Coach's life motto was Dream Big, Work Hard, and Good Things Will Happen. He was a bold dreamer and courageous visionary, and never offered a vision without a strong plan for the work, commitment, and stewardship of resources to achieve its completion. He built teams through paying attention to people, their humanity, their strengths, their needs, and he called forth the best from them, ensuring their preparation, and then demonstrating his confidence in their effort. He invited others to share his vision, share the work, and share the satisfying joy of achievement. He was at his happiest when giving credit and shining light on the good work of others.

Anson and Virginia, who were married for 66 years, have been members of Lyons First Baptist Church for 60+ years, where he has served as an ordained deacon, Sunday School teacher, usher, and part-time Youth Director for five years. After his retirement at age 80, Callaway embraced the new concept of ‘hobbies’ and enjoyed fishing, the Boston Red Sox and Celtics, traveling with Ginny and his family, and hearing live gospel quartet music whenever possible.

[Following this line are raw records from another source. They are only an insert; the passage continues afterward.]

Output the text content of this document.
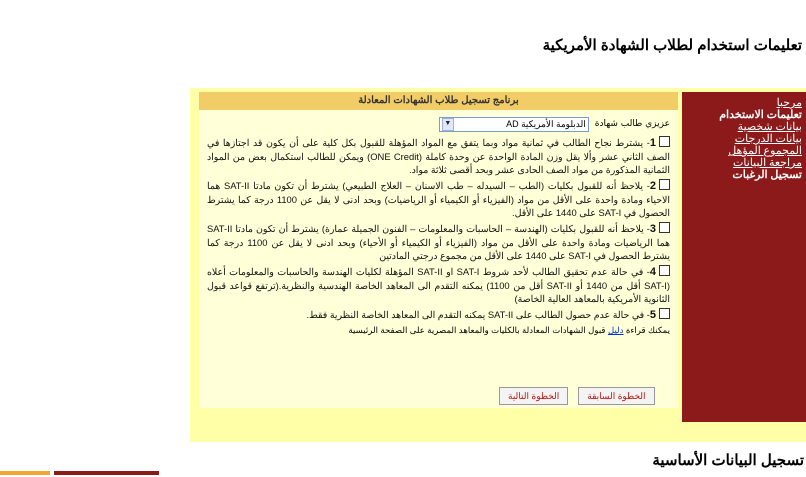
تعليمات استخدام لطلاب الشهادة الأمريكية
مرحبا
تعليمات الاستخدام
بيانات شخصية
بيانات الدرجات
المجموع المؤهل
مراجعة البيانات
تسجيل الرغبات
برنامج تسجيل طلاب الشهادات المعادلة
عزيزي طالب شهادة
الدبلومة الأمريكية AD
▼
1- يشترط نجاح الطالب في ثمانية مواد وبما يتفق مع المواد المؤهلة للقبول بكل كلية على أن يكون قد اجتازها في الصف الثاني عشر وألا يقل وزن المادة الواحدة عن وحدة كاملة (ONE Credit) ويمكن للطالب استكمال بعض من المواد الثمانية المذكورة من مواد الصف الحادى عشر وبحد أقصى ثلاثة مواد.
2- يلاحظ أنه للقبول بكليات (الطب – السيدله – طب الاسنان – العلاج الطبيعي) يشترط أن تكون مادتا SAT-II هما الاحياء ومادة واحدة على الأقل من مواد (الفيزياء أو الكيمياء أو الرياضيات) وبحد ادنى لا يقل عن 1100 درجة كما يشترط الحصول في SAT-I على 1440 على الأقل.
3- يلاحظ أنه للقبول بكليات (الهندسة – الحاسبات والمعلومات – الفنون الجميلة عمارة) يشترط أن تكون مادتا SAT-II هما الرياضيات ومادة واحدة على الأقل من مواد (الفيزياء أو الكيمياء أو الأحياء) وبحد ادنى لا يقل عن 1100 درجة كما يشترط الحصول في SAT-I على 1440 على الأقل من مجموع درجتي المادتين
4- في حالة عدم تحقيق الطالب لأحد شروط SAT-I او SAT-II المؤهلة لكليات الهندسة والحاسبات والمعلومات أعلاه (SAT-I أقل من 1440 أو SAT-II أقل من 1100) يمكنه التقدم الى المعاهد الخاصة الهندسية والنظرية.(ترتفع قواعد قبول الثانوية الأمريكية بالمعاهد العالية الخاصة)
5- في حالة عدم حصول الطالب على SAT-II يمكنه التقدم الى المعاهد الخاصة النظرية فقط.
يمكنك قراءة دليل قبول الشهادات المعادلة بالكليات والمعاهد المصرية على الصفحة الرئيسية
الخطوة السابقة
الخطوة التالية
تسجيل البيانات الأساسية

Anson Stanley “Coach” Callaway, passed away on May 10, 2024. Coach Callaway was one of the most recognizable members of this community. He continued to come out to sporting events until his final days. The man always had a smile on his face, was always genuinely friendly with everyone that stopped him to say hello, and left his mark on thousands of people around the state. He truly was a 'larger than life' type of person whose impact will be forever etched on this community.

HEART FOR THE COMMUNITY – Since returning home to Toombs County, Anson has devoted many hours of work to his community, ensuring residents have a nice place for recreation and gatherings.

GROWING HIS FAMILY – Anson and his wife have two daughters, Kim and Cathy, who have since grown their own families. Here, he and his wife stand with their daughters and sons-in-law,. L to R: Kim George, Bobby George,Virginia Calloway, Anson Calloway, Mark Adams, and Cathy Adams.